Friday, August 13, 2010

Dads, Picnic Tables, and Lessons Learned (with a side of coleslaw)

When I was just a lad my Dad had the idea to build an extra long picnic table that was to stay on our patio so we could enjoy many family meals together. There are seven of us so my Dad decided to build an extra big one. My dad had all of the plans drawn up and everything ready to go. He went to the local home improvement store and bought all of the supplies; every nut and bolt. He came home and the boys helped him unload all the wood and stack it on our side yard.

I was young so I might not remember perfectly but I am pretty sure the wood never moved from the spot we originally stacked it. Year after year it sat there waiting for someone to just assemble the pieces. Now as I mentioned there are seven of us. Four boys, one girl and Mom and Dad. Anyone of us could have asked Dad after he got home from a hard days work if we could help him build the picnic table and I am sure he would have agreed and it would have been built, and knowing my Dad it would have been near perfect and we would probably still be using it when we came to visit.

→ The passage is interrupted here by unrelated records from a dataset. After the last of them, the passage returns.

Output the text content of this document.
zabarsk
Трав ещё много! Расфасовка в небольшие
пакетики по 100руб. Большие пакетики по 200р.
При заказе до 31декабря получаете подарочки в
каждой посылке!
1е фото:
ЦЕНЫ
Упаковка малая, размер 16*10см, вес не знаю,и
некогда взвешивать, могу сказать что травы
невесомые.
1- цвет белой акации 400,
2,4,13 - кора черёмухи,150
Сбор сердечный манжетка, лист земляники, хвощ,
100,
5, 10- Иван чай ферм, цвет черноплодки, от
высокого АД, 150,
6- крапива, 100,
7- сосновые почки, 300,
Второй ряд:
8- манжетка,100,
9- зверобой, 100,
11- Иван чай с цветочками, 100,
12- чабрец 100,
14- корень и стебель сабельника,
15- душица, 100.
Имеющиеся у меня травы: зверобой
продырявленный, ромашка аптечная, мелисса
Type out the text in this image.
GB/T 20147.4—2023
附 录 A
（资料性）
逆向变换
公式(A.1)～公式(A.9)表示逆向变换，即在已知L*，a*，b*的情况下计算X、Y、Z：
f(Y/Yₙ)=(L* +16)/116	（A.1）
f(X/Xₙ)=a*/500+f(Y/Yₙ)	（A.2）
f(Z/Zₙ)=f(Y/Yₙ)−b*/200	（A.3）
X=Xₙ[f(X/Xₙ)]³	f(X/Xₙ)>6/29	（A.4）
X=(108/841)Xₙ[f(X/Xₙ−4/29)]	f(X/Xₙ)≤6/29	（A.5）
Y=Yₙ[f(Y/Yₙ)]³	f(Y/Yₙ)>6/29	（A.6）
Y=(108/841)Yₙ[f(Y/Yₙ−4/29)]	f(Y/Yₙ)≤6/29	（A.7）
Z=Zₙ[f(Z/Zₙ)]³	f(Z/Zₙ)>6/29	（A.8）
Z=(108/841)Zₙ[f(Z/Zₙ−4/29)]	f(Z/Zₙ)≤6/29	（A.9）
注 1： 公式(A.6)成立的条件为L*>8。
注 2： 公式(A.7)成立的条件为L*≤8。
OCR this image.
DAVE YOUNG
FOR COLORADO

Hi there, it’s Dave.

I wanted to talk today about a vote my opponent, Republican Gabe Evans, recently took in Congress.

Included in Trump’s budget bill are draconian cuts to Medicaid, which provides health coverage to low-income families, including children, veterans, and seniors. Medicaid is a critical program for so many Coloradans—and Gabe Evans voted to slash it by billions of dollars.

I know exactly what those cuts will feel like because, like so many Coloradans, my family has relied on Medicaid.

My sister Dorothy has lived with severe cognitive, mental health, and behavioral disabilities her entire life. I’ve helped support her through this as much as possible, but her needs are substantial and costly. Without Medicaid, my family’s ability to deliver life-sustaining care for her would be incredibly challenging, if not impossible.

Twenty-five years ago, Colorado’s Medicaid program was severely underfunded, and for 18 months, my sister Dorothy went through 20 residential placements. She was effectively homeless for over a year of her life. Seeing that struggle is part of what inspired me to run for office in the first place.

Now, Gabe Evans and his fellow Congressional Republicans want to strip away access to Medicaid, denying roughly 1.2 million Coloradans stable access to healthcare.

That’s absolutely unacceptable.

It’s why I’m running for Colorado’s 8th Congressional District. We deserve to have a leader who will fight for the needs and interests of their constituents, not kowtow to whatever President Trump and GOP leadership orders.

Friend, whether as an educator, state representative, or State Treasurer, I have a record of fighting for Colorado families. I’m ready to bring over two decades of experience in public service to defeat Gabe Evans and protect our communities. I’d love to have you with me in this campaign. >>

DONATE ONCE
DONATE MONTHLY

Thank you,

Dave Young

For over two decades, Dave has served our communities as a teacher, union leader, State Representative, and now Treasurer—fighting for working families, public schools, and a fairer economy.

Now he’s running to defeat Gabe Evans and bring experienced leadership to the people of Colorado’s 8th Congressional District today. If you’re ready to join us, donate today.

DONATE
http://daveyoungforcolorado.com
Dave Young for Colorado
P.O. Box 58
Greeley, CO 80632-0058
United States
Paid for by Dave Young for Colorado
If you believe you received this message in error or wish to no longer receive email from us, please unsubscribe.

None of us did decide to ask Dad if we could build the table and taking/watching all of us to soccer, basketball, football, and cheer leading, scouts, mutual etc just got the best of Dad's time. The table was never built and the wood eventually got wet, became bowed and unsuitable for construction. Eventually, years later the wood was thrown into a dumpster as we did some major yard cleanup.

If you know my family, or even me very well , you will know that my father is teased incessantly about the picnic table that never was. I think it gets brought up at every significant family gathering along with his other famous missteps (the smartbeat coleslaw amongst my favorites). My Dad has had very few missteps like the picnic table and the ill-fated coleslaw but we seem to harbor those missteps as a family. It is all in good fun and not taken seriously by any of us, but I think we as a family should celebrate some of the cool stuff that my Dad has finished.

He made Justin blue-anodized drumsticks when he was in the junior high school band, he made replacement hood brackets for my volkswagon bug that was a much sturdier design than Hitler and Dr. Porsche came up with. He could also swap VW engines by himself in like fifteen minutes. He has figured out how to lay tile, wallpaper, and fix just about anything that breaks around the house. He designed (and by designed, I mean computer mockups of spray patterns to ensure even coverage, to scale, in CAD) and installed a sprinkler system with a little manual labor help from us boys and the Carr boys paid for in Slurpees and Chocodiles (if you don't know what a chocodile is, look it up). My Dad can build a mean guitar and has for all of the musicians in the family. He can do just about anything and has tried hard to instill a can-do attitude in all of us kids. He always taught us to "look it up" when we didn't know something so that we would learn for ourselves and has always said "I have never done that before but I know I can figure it out.

Sometimes I feel like this teaching has failed on me, but I am working on it. The other day I saw Reed in his little blue chair and saw how excited he was to have something his size that was all his own. I knew we were moving to a place with a little patio and I thought how about an extra small picnic table, just for the boys. I, of course, looked it up (synonymous with googling it) and found plans online. I had never really done much like this but I figured I could figure it out. I went to the local home improvement store and bought all the supplies and built that sucker before I could let something get in the way. I think it came out well and as you can see from the picture below hat Reed has enjoyed it already. Every time he has sat on it he has, without coaxing, said "thank you daddy." This means a lot to me. I hope that Reed can write a post on his blog (or whatever cool thing the kids are doing then) someday and can list a few thing like I did here about his Dad and maybe feel a portion of the love and admiration I have for my Dad.

The boys picnic table in its new home, our little concrete pad.
The table is about twenty in inches tall. The table top is 35.5 X 20ish.

Reed loving his new picnic table before it was even done (each bench is missing a slat), he couldn't resist the urge to sit on it any longer so Meg let him eat lunch on it today.

I love my Dad even if he didn't finish the picnic table he had planned. He has more than made up for it with other things. Will we stop teasing him about the picnic table?(I know the coleslaw isn't going to be forgotten for a long time) If you know the Hamblys you know the answer to that question, but hey, I tried.

4 comments:

Mandi said...

Pretty awesome that you can be such a good dad to Reed. I can tell by the smile on his face that he loves that you built that table for him. He is such a little cutie. I miss that cute face of his! I need to come up to Cedar and play...

m.dahl said...

Awesome job Ryan! It is so cute!! Although your dad stories sound great I don't know if they compare to my dad "Good Time Harold". Keep making the memories!

Audrey Spence said...

I love the Hambly family... your parents are so awesome. Pretty much one of the coolest families to hang around ever... and your dad is such a good guy. Love the little table, its so cute! Oh and by the way... your little boy is so adorable!

Heather and Spencer said...

The table looks great, good job!!! And...who doesnt love chocodiles?!? Those are the best!